There are 2 buyers ($i \in \{1,2\}$) who are privately informed about their valuation $v_i$ which is an iid draw from some distribution $F$. In stage 2, buyers observe the prices and decide which seller (if any) they want to visit.

Buyers have single-unit demand. Buyer $i$'s payoff is $v_i - p_j$ if they got a good and zero if they got rationed or did not visit any seller. Sellers do not have opportunity costs (and cannot produce additional goods), so their payoff is $p_j$ if they trade.

A guess for a reasonable equilibrium candidate: In equilibrium, both sellers post the same price $p_1=p_2=p$, buyers with $v_i<p$ abstain from buying and high-value buyers ($v_i\geq p$) randomize equally over both sellers.

To evaluate deviations, it matters what happens when. say, $p_1 > p_2$. Of course this depends on the rationing function, i.e., what happens when two buyers show up at the same seller. Fixing a certain form of rationing (random rationing, efficient rationing, introducing an underlying model in which sellers have additional preferences over customers, etc), one can express the expected utility from visiting each seller in a reduced form and solve. Now I guess my question is: How is this done in the literature (which I find interesting, but don't know much of)? I am happy about references and suggestions and I will provide some myself.

I am aware of classic models such as Kreps & Scheinkman (1983). I am also aware of Burdett, Shi & Wright (2001), but note that their buyers are ex-post symmetric as both of them have value $v_i=v=1$.

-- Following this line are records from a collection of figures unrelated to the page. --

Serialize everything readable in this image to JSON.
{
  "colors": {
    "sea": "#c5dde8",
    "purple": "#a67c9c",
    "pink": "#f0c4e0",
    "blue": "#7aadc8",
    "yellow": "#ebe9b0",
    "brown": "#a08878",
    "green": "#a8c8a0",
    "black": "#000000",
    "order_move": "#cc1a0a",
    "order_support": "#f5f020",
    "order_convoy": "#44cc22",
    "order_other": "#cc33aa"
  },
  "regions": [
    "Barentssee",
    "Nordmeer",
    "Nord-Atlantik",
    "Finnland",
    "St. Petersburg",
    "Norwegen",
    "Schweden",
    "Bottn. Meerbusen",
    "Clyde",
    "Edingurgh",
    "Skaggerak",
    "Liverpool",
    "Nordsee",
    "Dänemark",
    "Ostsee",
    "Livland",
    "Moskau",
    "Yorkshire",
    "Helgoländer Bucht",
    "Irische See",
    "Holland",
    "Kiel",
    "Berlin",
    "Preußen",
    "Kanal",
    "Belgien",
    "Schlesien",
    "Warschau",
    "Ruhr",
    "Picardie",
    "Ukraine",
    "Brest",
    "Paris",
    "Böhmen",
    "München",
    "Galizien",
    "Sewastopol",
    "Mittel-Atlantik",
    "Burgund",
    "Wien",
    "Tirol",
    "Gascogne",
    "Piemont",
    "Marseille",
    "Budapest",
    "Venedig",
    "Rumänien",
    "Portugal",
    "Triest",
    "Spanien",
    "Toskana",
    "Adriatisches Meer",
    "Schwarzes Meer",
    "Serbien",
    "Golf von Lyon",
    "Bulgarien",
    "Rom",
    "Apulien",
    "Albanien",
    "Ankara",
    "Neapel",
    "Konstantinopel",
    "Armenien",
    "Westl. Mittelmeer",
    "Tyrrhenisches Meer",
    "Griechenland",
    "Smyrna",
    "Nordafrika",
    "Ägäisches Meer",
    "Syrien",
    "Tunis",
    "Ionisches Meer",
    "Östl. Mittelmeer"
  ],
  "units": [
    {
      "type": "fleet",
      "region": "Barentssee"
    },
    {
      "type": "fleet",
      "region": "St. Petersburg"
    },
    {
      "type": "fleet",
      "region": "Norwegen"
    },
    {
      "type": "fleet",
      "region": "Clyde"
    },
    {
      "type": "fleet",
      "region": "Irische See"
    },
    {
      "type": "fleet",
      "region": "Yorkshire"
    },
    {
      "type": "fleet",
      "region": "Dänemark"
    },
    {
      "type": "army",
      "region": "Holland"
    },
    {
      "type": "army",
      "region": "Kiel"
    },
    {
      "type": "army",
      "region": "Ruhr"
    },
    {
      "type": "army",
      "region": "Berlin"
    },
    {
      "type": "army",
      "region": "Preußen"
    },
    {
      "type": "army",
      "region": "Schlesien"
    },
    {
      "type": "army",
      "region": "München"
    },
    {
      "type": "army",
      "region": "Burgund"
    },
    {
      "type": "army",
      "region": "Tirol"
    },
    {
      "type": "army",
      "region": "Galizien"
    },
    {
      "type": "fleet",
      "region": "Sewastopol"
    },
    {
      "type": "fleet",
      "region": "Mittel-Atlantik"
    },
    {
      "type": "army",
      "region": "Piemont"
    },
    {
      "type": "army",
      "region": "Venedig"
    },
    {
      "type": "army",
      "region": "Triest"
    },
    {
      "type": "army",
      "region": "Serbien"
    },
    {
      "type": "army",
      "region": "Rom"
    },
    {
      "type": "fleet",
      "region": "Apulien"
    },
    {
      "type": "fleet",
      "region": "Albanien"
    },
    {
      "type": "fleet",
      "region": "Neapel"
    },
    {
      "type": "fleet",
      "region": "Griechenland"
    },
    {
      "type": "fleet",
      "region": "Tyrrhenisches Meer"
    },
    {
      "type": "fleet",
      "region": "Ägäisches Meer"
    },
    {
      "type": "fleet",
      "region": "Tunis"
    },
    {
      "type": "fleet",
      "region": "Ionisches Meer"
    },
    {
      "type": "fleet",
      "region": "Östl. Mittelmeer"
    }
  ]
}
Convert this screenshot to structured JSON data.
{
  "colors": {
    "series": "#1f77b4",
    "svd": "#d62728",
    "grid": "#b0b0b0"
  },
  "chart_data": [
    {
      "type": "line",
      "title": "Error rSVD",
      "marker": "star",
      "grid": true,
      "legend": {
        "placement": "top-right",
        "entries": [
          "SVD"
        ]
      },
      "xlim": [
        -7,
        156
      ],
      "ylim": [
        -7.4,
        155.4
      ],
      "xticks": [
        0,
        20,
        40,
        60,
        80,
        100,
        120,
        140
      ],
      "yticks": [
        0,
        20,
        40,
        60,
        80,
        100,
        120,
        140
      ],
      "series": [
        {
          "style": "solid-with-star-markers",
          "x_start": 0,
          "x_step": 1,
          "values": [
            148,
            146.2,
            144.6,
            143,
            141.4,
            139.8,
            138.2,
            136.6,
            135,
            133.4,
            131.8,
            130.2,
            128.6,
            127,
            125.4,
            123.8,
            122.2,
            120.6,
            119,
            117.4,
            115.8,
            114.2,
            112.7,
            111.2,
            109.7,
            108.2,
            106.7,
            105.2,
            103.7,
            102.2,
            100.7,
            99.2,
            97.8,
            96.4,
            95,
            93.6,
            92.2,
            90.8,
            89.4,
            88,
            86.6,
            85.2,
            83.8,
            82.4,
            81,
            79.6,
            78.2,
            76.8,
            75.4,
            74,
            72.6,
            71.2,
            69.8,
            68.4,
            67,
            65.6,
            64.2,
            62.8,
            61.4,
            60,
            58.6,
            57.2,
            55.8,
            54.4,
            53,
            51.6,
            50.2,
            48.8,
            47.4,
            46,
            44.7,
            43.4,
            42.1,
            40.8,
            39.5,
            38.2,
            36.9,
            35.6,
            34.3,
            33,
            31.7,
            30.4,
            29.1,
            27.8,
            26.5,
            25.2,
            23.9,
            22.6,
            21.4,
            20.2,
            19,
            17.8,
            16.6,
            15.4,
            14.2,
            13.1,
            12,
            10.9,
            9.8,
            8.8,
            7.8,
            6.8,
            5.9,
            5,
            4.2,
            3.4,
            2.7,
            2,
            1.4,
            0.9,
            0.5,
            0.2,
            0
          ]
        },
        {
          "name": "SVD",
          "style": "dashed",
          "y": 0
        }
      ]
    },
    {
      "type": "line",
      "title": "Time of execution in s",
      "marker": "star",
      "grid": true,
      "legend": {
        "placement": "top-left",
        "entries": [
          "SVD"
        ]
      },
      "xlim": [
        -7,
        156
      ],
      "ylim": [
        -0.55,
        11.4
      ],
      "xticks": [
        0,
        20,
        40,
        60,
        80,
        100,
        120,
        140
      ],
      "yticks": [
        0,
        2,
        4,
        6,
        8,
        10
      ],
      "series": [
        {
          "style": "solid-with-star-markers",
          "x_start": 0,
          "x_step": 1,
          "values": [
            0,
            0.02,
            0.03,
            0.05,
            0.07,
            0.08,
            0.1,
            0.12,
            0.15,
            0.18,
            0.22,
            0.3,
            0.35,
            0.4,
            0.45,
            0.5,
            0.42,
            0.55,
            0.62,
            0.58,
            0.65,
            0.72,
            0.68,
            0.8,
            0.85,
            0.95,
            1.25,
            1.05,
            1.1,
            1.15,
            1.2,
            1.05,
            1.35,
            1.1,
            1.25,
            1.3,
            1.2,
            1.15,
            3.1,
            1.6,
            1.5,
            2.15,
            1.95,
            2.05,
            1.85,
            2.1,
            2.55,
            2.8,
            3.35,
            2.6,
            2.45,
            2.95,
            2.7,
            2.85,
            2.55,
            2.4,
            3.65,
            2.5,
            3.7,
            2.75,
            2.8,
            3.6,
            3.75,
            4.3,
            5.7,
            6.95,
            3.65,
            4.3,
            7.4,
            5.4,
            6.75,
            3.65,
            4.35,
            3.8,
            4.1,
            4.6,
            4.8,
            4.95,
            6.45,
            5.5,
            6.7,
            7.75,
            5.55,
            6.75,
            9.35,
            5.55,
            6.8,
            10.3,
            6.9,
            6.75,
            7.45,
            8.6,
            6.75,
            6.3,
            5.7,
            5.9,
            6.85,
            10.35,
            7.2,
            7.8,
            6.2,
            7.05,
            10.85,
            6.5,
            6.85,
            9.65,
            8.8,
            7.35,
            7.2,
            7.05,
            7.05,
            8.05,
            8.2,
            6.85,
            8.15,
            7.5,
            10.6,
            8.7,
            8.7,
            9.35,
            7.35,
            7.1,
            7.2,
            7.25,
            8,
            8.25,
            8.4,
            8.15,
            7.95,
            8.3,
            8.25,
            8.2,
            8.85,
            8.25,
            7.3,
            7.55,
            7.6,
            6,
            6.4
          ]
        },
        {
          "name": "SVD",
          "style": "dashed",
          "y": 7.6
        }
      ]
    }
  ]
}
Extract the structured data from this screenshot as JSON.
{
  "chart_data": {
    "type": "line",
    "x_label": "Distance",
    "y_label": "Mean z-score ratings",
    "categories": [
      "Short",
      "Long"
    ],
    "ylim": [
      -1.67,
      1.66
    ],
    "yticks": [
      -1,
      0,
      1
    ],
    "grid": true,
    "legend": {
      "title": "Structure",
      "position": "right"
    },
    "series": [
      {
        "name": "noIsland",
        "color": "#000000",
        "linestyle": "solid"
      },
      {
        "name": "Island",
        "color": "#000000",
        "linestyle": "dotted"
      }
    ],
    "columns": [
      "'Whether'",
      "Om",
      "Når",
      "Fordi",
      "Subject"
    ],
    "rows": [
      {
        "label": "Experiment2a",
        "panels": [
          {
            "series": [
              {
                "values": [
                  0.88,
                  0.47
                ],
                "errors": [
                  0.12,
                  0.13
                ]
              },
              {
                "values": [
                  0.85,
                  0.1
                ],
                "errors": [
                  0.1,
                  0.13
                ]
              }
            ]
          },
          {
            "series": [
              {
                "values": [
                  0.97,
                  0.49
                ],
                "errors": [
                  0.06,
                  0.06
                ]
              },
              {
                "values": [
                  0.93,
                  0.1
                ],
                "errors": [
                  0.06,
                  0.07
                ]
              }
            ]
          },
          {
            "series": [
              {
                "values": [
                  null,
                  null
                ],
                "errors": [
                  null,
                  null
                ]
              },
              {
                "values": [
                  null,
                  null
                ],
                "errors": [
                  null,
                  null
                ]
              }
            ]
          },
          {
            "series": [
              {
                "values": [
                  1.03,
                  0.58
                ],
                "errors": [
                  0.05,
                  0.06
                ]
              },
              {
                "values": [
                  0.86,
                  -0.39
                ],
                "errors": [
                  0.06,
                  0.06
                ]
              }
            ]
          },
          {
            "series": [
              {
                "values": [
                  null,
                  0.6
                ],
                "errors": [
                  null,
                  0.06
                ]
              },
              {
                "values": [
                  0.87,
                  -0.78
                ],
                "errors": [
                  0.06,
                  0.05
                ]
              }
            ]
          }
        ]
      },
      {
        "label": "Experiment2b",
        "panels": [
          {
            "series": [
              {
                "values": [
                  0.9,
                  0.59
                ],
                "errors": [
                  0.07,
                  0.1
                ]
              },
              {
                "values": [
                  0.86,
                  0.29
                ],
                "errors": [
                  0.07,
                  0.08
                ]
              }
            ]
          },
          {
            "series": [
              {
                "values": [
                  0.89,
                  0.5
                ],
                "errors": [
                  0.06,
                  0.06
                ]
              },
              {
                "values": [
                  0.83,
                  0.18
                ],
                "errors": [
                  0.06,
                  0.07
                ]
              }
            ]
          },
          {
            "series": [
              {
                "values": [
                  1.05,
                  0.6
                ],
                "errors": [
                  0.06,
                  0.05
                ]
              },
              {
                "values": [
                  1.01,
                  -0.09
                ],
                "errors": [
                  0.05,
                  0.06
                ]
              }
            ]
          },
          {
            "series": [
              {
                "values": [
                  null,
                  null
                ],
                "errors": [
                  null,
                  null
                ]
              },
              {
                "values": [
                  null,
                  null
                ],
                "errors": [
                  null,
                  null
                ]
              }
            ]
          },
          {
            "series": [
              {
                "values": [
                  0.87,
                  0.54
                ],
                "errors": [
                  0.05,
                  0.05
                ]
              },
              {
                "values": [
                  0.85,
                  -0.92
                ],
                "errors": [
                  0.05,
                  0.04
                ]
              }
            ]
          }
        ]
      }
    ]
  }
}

I am also aware of the literature on competing auctioneers, e.g., Peters & Severinov (1997) and Virag (2010). The buyers' equilibrium selection strategy in such models is quite cool: If sellers post second-price auctions with reserve prices $r_1>r_2$, buyers of value $v<r_2$ abstain from buying, buyers of value $v \in [r_2,x]$ visit low-price seller 2 with certainty and buyers of value $v>x$ visit each seller with probability $1/2$. One can solve for this cutoff value $x>r_1$. Under a condition on the lower bound of $F$, there is indeed an equilibrium in which both sellers set the same reserve price (which is below the lowest possible buyer value). Knowing this, one can write down an underlying wasteful costly rationing process that essentially replicates the buyers' selection equilibrium above. However, I find this a little far fetched.

Any other approaches? As I said, this is not my literature - I just find the problem too basic to be neglected.